- The Washington Times - Friday, May 5, 2000

The Treasury Department has just announced a record-setting government debt paydown plan that will redeem $185 billion of outstanding bills, notes and bonds this spring, more than 60 percent above what they retired the same time last year. While this blockbuster plan has sent a legion of Wall Street economists back to their drawing boards in order to figure out the interest rate implications (if any), the real significance of the announcement rests with its impact on budget politics and policy.

Namely, what to do with the overabundant inflow of tax revenues that are filling the Treasury coffers. When properly adjusted, April 2000 tax collections will be 14 percent higher than April 1999. Non-withheld receipts from stock market-driven capital gains look to be rising about 10 percent.

Even assuming the usual late-year spending excess that has come to be a hallmark of recent budget policies, the fiscal 2000 budget surplus will run upward of $230 billion, about $63 billion higher than official government estimates. And this staggering overall surplus will leave about $70 billion in the so-called on-budget surplus, i.e., the non-Social Security portion.

Perhaps Mr. Greenspan will think about this in the run-up to the next meeting of the Federal Open Market Committee. For every time he tightens the policy noose around the economy, he threatens to block the incredible budget surplus story.

Economic growth solves a lot of problems, including government fiscal problems. In recent months, our central bank has worried out loud that too much stock market wealth, job creation, productivity and economic growth will cause inflation. But that's just speculative Phillips Curve hypothesizing. Actual core inflation rates have barely budged even after nine years of cyclical growth. Whoops. Make that 18 years of consecutive prosperity.

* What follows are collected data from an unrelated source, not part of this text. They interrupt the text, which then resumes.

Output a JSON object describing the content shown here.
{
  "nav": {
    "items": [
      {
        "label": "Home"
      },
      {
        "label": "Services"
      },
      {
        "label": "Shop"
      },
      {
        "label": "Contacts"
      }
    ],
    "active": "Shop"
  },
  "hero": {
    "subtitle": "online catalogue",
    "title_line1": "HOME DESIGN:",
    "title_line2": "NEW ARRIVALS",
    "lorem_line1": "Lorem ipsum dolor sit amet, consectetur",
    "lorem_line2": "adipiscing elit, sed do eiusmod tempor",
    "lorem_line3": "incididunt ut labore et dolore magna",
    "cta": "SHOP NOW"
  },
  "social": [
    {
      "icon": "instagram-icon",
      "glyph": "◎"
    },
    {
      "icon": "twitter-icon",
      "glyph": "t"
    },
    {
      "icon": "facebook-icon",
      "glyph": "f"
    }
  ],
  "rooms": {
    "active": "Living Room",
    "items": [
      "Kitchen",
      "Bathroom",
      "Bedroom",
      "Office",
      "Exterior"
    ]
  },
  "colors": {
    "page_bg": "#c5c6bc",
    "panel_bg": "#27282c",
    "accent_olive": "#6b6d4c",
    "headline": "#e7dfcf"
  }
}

On the other hand, we know empirically that more people working, investing, innovating and risk-taking pay more taxes on their successful effort. Lots more taxes. At current tax rates which are vastly too high and complex our economic prosperity is generating a progressively cascading volume of tax overcollection.

That is a fact, not a forecast. We know it is a fact because the government's cash lockbox is overflowing. Mr. Greenspan is a great fan of budget surpluses, as he has so testified before Congress on numerous occasions. Surely he realizes that budget surpluses are borne of economic growth. Cutting back on growth, however, will reduce the very surpluses he apparently cherishes.

So what will Washington do with the windfall? Seventy billion dollars is a big sum, even by inside-the-Beltway standards. There is no rainy day money market fund for the federal government. It will either be spent, thereby enlarging the government's size and scope, or returned to the 130 million working Americans who earned it in the first place. (Treasury debt redemption and buybacks are scored as a means of finance, paid for out of rising cash balances.)

Polling data suggest that until recently 50 percent of the public haven't believed budget surpluses truly exist. But this year's eye-catching total will change that. Overcharged taxpayers will demand a rebate and a big change in Washington policy thinking. Welcome to the era of surplus politics.

If across-the-board relief from high personal tax rates is not feasible this year, then how about a simple one-time rebate check that would be paid to all payroll tax contributors?

The fiscal year books close Sept. 30. Within a week or two the government will know exactly what its financial position is. That's when the checks should be mailed out.

A $70 billion operating surplus would permit about $500 per working American. Well worth the while. It might not be optimal tax policy, but it would send the right message that money placed in private hands will be more efficiently used than if those surplus funds are left in the public trough.



Lawrence Kudlow is chief economist of CNBC.com and Schroder & Co. Inc.